Our re-entry program has been a particularly important program for our juvenile clients.  People who entered adult prisons as juveniles and have been incarcerated for years face unique challenges when they are released. Their experience with the outside world is limited to that of a teenager – some never learned to drive a car, had their own bank account, or held a job. To succeed on parole or after release, they need education about life skills and how to cope with the daily decisions adults face in the outside world, and support in dealing with the mental and emotional challenges of re-entry.

 EJI’s Post-Release Education & Preparation (PREP) re-entry program is a long-term supervised release program concentrating on the unique needs of people who entered prison before they were 16 years old. Through PREP, we provide employment, daily supervision, counseling from licensed mental health professionals, and educational programming for clients who entered state prison as children.

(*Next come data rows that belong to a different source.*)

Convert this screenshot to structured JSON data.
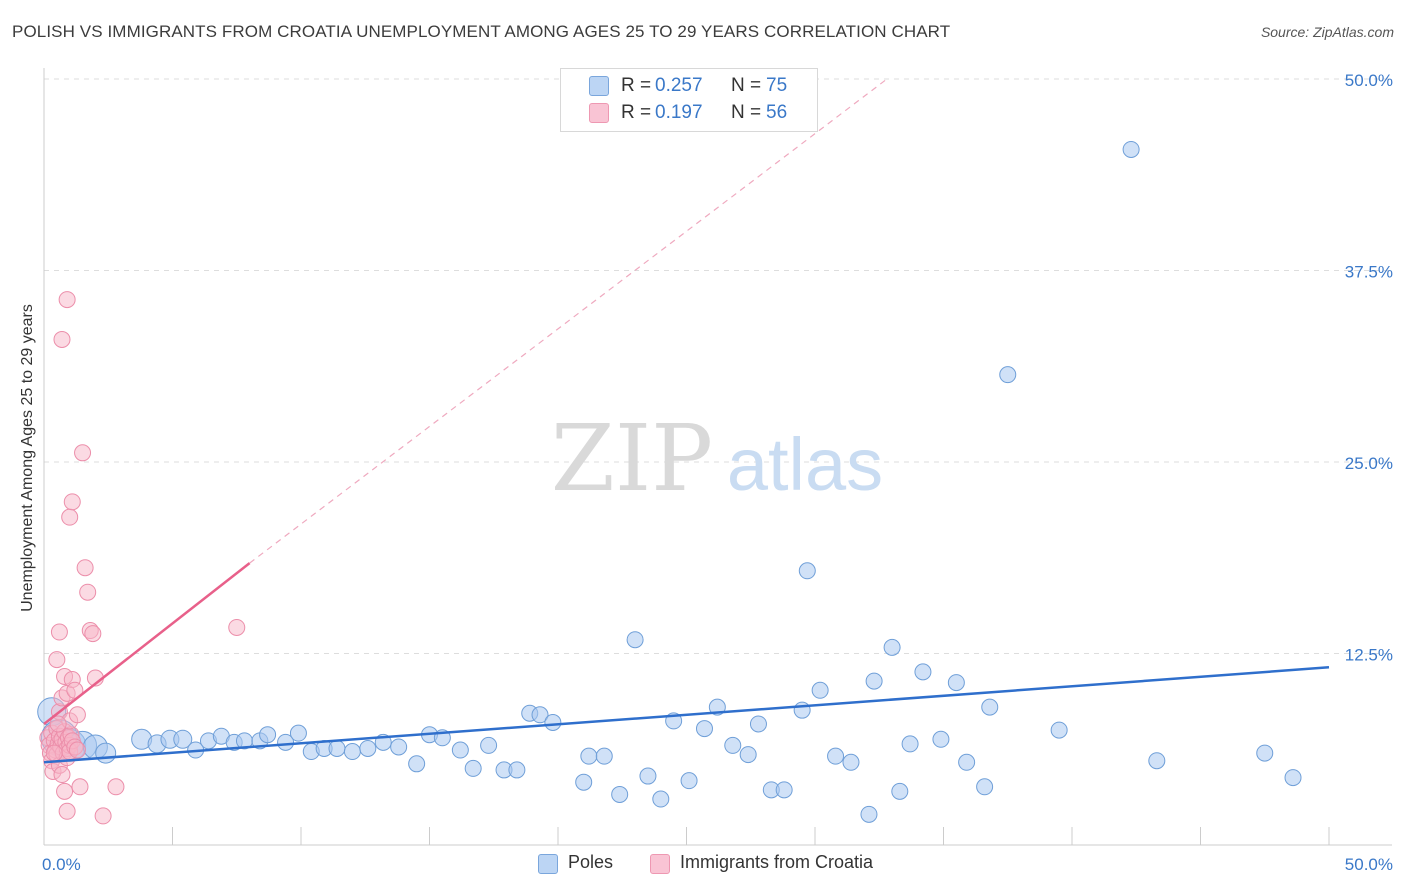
{
  "title": "POLISH VS IMMIGRANTS FROM CROATIA UNEMPLOYMENT AMONG AGES 25 TO 29 YEARS CORRELATION CHART",
  "source": "Source: ZipAtlas.com",
  "watermark": {
    "zip": "ZIP",
    "atlas": "atlas"
  },
  "legend": {
    "rows": [
      {
        "r_label": "R =",
        "r_value": "0.257",
        "n_label": "N =",
        "n_value": "75"
      },
      {
        "r_label": "R =",
        "r_value": "0.197",
        "n_label": "N =",
        "n_value": "56"
      }
    ]
  },
  "bottom_legend": {
    "poles": "Poles",
    "croatia": "Immigrants from Croatia"
  },
  "colors": {
    "poles_fill": "#aac8f0",
    "poles_stroke": "#6f9fd8",
    "poles_line": "#2f6fcc",
    "croatia_fill": "#f7b6c8",
    "croatia_stroke": "#ec8eaa",
    "croatia_line": "#e8608a",
    "axis_text": "#3a78c8",
    "grid": "#dddddd"
  },
  "chart_data": {
    "type": "scatter",
    "title": "POLISH VS IMMIGRANTS FROM CROATIA UNEMPLOYMENT AMONG AGES 25 TO 29 YEARS CORRELATION CHART",
    "xlabel": "",
    "ylabel": "Unemployment Among Ages 25 to 29 years",
    "xlim": [
      0,
      50
    ],
    "ylim": [
      0,
      50
    ],
    "x_tick_labels": [
      "0.0%",
      "50.0%"
    ],
    "y_ticks": [
      12.5,
      25.0,
      37.5,
      50.0
    ],
    "y_tick_labels": [
      "12.5%",
      "25.0%",
      "37.5%",
      "50.0%"
    ],
    "series": [
      {
        "name": "Poles",
        "r": 0.257,
        "n": 75,
        "trend": {
          "x": [
            0,
            50
          ],
          "y": [
            5.4,
            11.6
          ]
        },
        "points": [
          [
            0.3,
            8.7,
            14
          ],
          [
            0.6,
            7.0,
            18
          ],
          [
            1.0,
            6.5,
            16
          ],
          [
            1.5,
            6.5,
            14
          ],
          [
            2.0,
            6.4,
            12
          ],
          [
            2.4,
            6.0,
            10
          ],
          [
            3.8,
            6.9,
            10
          ],
          [
            4.4,
            6.6,
            9
          ],
          [
            4.9,
            6.9,
            9
          ],
          [
            5.4,
            6.9,
            9
          ],
          [
            5.9,
            6.2,
            8
          ],
          [
            6.4,
            6.8,
            8
          ],
          [
            6.9,
            7.1,
            8
          ],
          [
            7.4,
            6.7,
            8
          ],
          [
            7.8,
            6.8,
            8
          ],
          [
            8.4,
            6.8,
            8
          ],
          [
            8.7,
            7.2,
            8
          ],
          [
            9.4,
            6.7,
            8
          ],
          [
            9.9,
            7.3,
            8
          ],
          [
            10.4,
            6.1,
            8
          ],
          [
            10.9,
            6.3,
            8
          ],
          [
            11.4,
            6.3,
            8
          ],
          [
            12.0,
            6.1,
            8
          ],
          [
            12.6,
            6.3,
            8
          ],
          [
            13.2,
            6.7,
            8
          ],
          [
            13.8,
            6.4,
            8
          ],
          [
            14.5,
            5.3,
            8
          ],
          [
            15.0,
            7.2,
            8
          ],
          [
            15.5,
            7.0,
            8
          ],
          [
            16.2,
            6.2,
            8
          ],
          [
            16.7,
            5.0,
            8
          ],
          [
            17.3,
            6.5,
            8
          ],
          [
            17.9,
            4.9,
            8
          ],
          [
            18.4,
            4.9,
            8
          ],
          [
            18.9,
            8.6,
            8
          ],
          [
            19.3,
            8.5,
            8
          ],
          [
            19.8,
            8.0,
            8
          ],
          [
            21.0,
            4.1,
            8
          ],
          [
            21.2,
            5.8,
            8
          ],
          [
            21.8,
            5.8,
            8
          ],
          [
            22.4,
            3.3,
            8
          ],
          [
            23.0,
            13.4,
            8
          ],
          [
            23.5,
            4.5,
            8
          ],
          [
            24.0,
            3.0,
            8
          ],
          [
            24.5,
            8.1,
            8
          ],
          [
            25.1,
            4.2,
            8
          ],
          [
            25.7,
            7.6,
            8
          ],
          [
            26.2,
            9.0,
            8
          ],
          [
            26.8,
            6.5,
            8
          ],
          [
            27.4,
            5.9,
            8
          ],
          [
            27.8,
            7.9,
            8
          ],
          [
            28.3,
            3.6,
            8
          ],
          [
            28.8,
            3.6,
            8
          ],
          [
            29.5,
            8.8,
            8
          ],
          [
            29.7,
            17.9,
            8
          ],
          [
            30.2,
            10.1,
            8
          ],
          [
            30.8,
            5.8,
            8
          ],
          [
            31.4,
            5.4,
            8
          ],
          [
            32.1,
            2.0,
            8
          ],
          [
            32.3,
            10.7,
            8
          ],
          [
            33.0,
            12.9,
            8
          ],
          [
            33.3,
            3.5,
            8
          ],
          [
            33.7,
            6.6,
            8
          ],
          [
            34.2,
            11.3,
            8
          ],
          [
            34.9,
            6.9,
            8
          ],
          [
            35.5,
            10.6,
            8
          ],
          [
            35.9,
            5.4,
            8
          ],
          [
            36.6,
            3.8,
            8
          ],
          [
            36.8,
            9.0,
            8
          ],
          [
            37.5,
            30.7,
            8
          ],
          [
            39.5,
            7.5,
            8
          ],
          [
            42.3,
            45.4,
            8
          ],
          [
            43.3,
            5.5,
            8
          ],
          [
            47.5,
            6.0,
            8
          ],
          [
            48.6,
            4.4,
            8
          ]
        ]
      },
      {
        "name": "Immigrants from Croatia",
        "r": 0.197,
        "n": 56,
        "trend": {
          "x": [
            0,
            8.0
          ],
          "y": [
            7.9,
            18.4
          ]
        },
        "trend_extension": {
          "x": [
            8.0,
            32.8
          ],
          "y": [
            18.4,
            50.0
          ]
        },
        "points": [
          [
            0.15,
            7.0,
            8
          ],
          [
            0.2,
            6.5,
            8
          ],
          [
            0.25,
            6.0,
            8
          ],
          [
            0.3,
            5.5,
            8
          ],
          [
            0.3,
            7.3,
            8
          ],
          [
            0.35,
            4.8,
            8
          ],
          [
            0.4,
            6.8,
            8
          ],
          [
            0.45,
            6.2,
            8
          ],
          [
            0.5,
            7.6,
            8
          ],
          [
            0.5,
            5.9,
            8
          ],
          [
            0.55,
            6.6,
            8
          ],
          [
            0.6,
            7.1,
            8
          ],
          [
            0.6,
            5.2,
            8
          ],
          [
            0.65,
            6.4,
            8
          ],
          [
            0.7,
            6.9,
            8
          ],
          [
            0.7,
            4.6,
            8
          ],
          [
            0.75,
            6.0,
            8
          ],
          [
            0.8,
            7.4,
            8
          ],
          [
            0.85,
            6.7,
            8
          ],
          [
            0.9,
            6.3,
            8
          ],
          [
            0.9,
            5.7,
            8
          ],
          [
            0.95,
            7.0,
            8
          ],
          [
            1.0,
            6.5,
            8
          ],
          [
            1.0,
            6.1,
            8
          ],
          [
            1.05,
            7.2,
            8
          ],
          [
            1.1,
            6.8,
            8
          ],
          [
            1.2,
            6.4,
            8
          ],
          [
            0.5,
            12.1,
            8
          ],
          [
            0.6,
            13.9,
            8
          ],
          [
            0.6,
            8.7,
            8
          ],
          [
            0.7,
            9.6,
            8
          ],
          [
            0.8,
            11.0,
            8
          ],
          [
            0.9,
            9.9,
            8
          ],
          [
            1.0,
            8.1,
            8
          ],
          [
            1.1,
            10.8,
            8
          ],
          [
            1.2,
            10.1,
            8
          ],
          [
            1.3,
            8.5,
            8
          ],
          [
            0.7,
            33.0,
            8
          ],
          [
            0.9,
            35.6,
            8
          ],
          [
            1.0,
            21.4,
            8
          ],
          [
            1.1,
            22.4,
            8
          ],
          [
            1.5,
            25.6,
            8
          ],
          [
            1.6,
            18.1,
            8
          ],
          [
            1.7,
            16.5,
            8
          ],
          [
            1.8,
            14.0,
            8
          ],
          [
            1.9,
            13.8,
            8
          ],
          [
            2.0,
            10.9,
            8
          ],
          [
            0.8,
            3.5,
            8
          ],
          [
            0.9,
            2.2,
            8
          ],
          [
            1.4,
            3.8,
            8
          ],
          [
            2.3,
            1.9,
            8
          ],
          [
            2.8,
            3.8,
            8
          ],
          [
            7.5,
            14.2,
            8
          ],
          [
            0.4,
            6.0,
            8
          ],
          [
            0.55,
            7.9,
            8
          ],
          [
            1.3,
            6.2,
            8
          ]
        ]
      }
    ]
  }
}
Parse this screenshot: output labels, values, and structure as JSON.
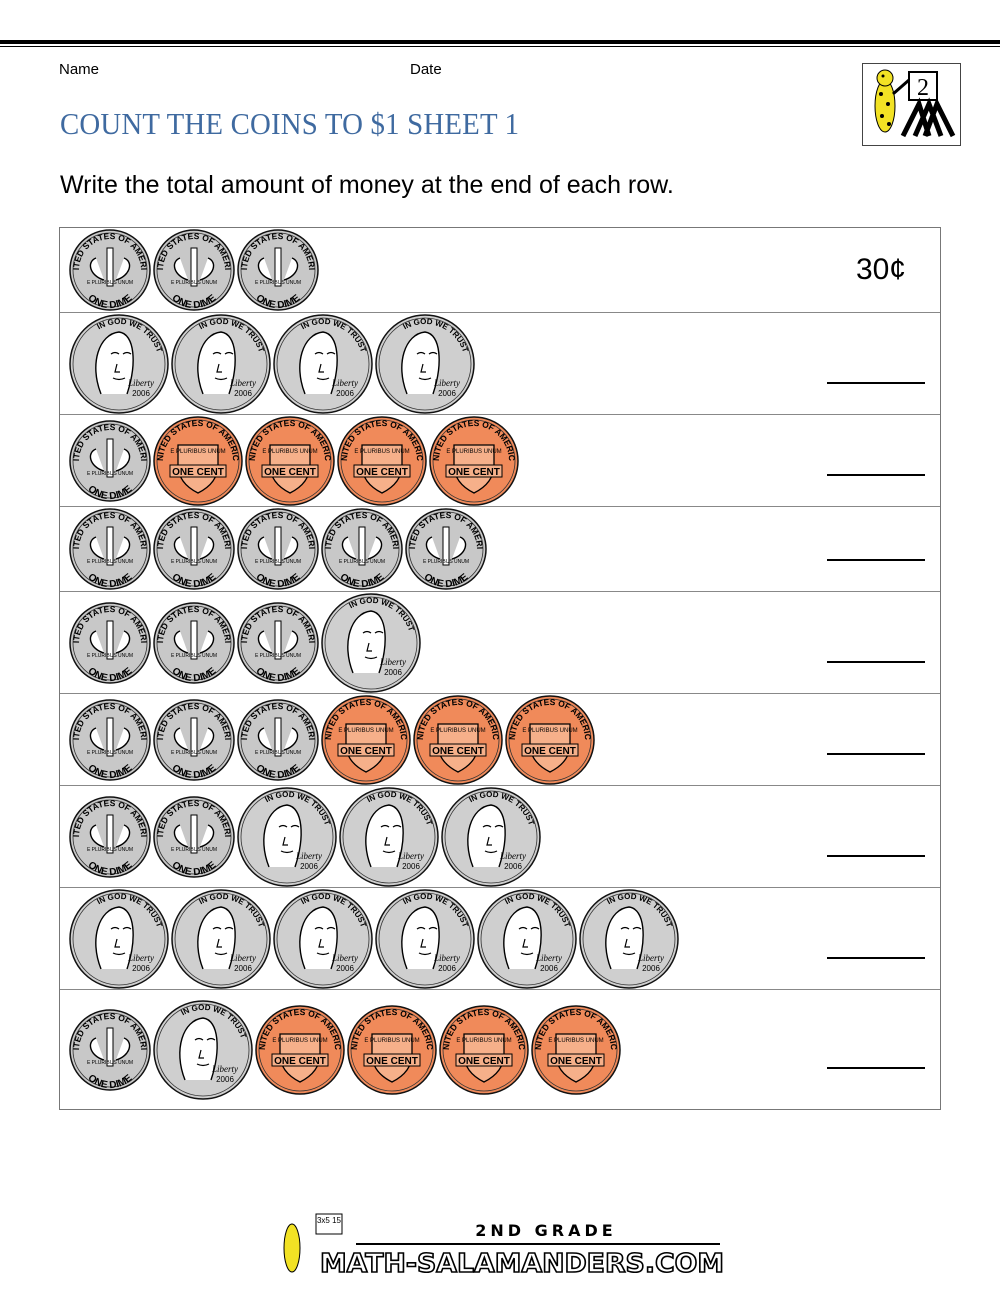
{
  "header": {
    "name_label": "Name",
    "date_label": "Date",
    "title": "COUNT THE COINS TO $1 SHEET 1",
    "logo_text": "2"
  },
  "instructions": "Write the total amount of money at the end of each row.",
  "coins": {
    "dime": {
      "top": "UNITED STATES OF AMERICA",
      "bottom": "ONE DIME",
      "motto": "E PLURIBUS UNUM",
      "color": "#c8c8c8"
    },
    "nickel": {
      "top": "IN GOD WE TRUST",
      "script": "Liberty",
      "year": "2006",
      "color": "#cfcfcf"
    },
    "penny": {
      "top": "UNITED STATES OF AMERICA",
      "bottom": "ONE CENT",
      "motto": "E PLURIBUS UNUM",
      "color": "#f08a5a"
    }
  },
  "rows": [
    {
      "coins": [
        "dime",
        "dime",
        "dime"
      ],
      "answer": "30¢"
    },
    {
      "coins": [
        "nickel",
        "nickel",
        "nickel",
        "nickel"
      ],
      "answer": ""
    },
    {
      "coins": [
        "dime",
        "penny",
        "penny",
        "penny",
        "penny"
      ],
      "answer": ""
    },
    {
      "coins": [
        "dime",
        "dime",
        "dime",
        "dime",
        "dime"
      ],
      "answer": ""
    },
    {
      "coins": [
        "dime",
        "dime",
        "dime",
        "nickel"
      ],
      "answer": ""
    },
    {
      "coins": [
        "dime",
        "dime",
        "dime",
        "penny",
        "penny",
        "penny"
      ],
      "answer": ""
    },
    {
      "coins": [
        "dime",
        "dime",
        "nickel",
        "nickel",
        "nickel"
      ],
      "answer": ""
    },
    {
      "coins": [
        "nickel",
        "nickel",
        "nickel",
        "nickel",
        "nickel",
        "nickel"
      ],
      "answer": ""
    },
    {
      "coins": [
        "dime",
        "nickel",
        "penny",
        "penny",
        "penny",
        "penny"
      ],
      "answer": ""
    }
  ],
  "footer": {
    "grade": "2ND GRADE",
    "site": "MATH-SALAMANDERS.COM",
    "badge": "3x5 15"
  }
}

This past spring, EJI honored many of our clients at our annual benefit in New York City (pictured above), many of whom have participated in our re-entry programs.  In May of this year, one of our clients graduated from college.  After EJI won his release in 2013, David Garlock graduated from our re-entry program, and he has now obtained his Bachelor’s degree in Urban Studies focusing on Criminal Justice and Social Welfare from Eastern University. David is pictured below on his graduation day.

Kuntrell Jackson was only 14 years old when he was arrested and charged in the unintentional killing of a video store clerk. He was not the triggerman but he was sentenced to die in prison. EJI took his case to the Supreme Court, where we argued that sentencing a child to life imprisonment without parole is cruel and unusual punishment. In 2012, the Court issued an historic ruling holding that mandatory life-without-parole sentences for children are unconstitutional. Kuntrell (pictured below) was released earlier this year and is currently in our PREP program.

Ian Manuel was sentenced to die in prison in Florida when he was 13 years old.  He was sent to one of the toughest adult prisons in the state, where because of his size and age, he was placed in solitary confinement.  He remained in this extremely isolated state for 18 years.  EJI recently won Ian’s release from prison, and he is now a participant in our PREP program as well.  Jacob Warner, another of our clients, who after release graduated from and worked at the acclaimed Delancey Street program in San Francisco, is now on staff at EJI.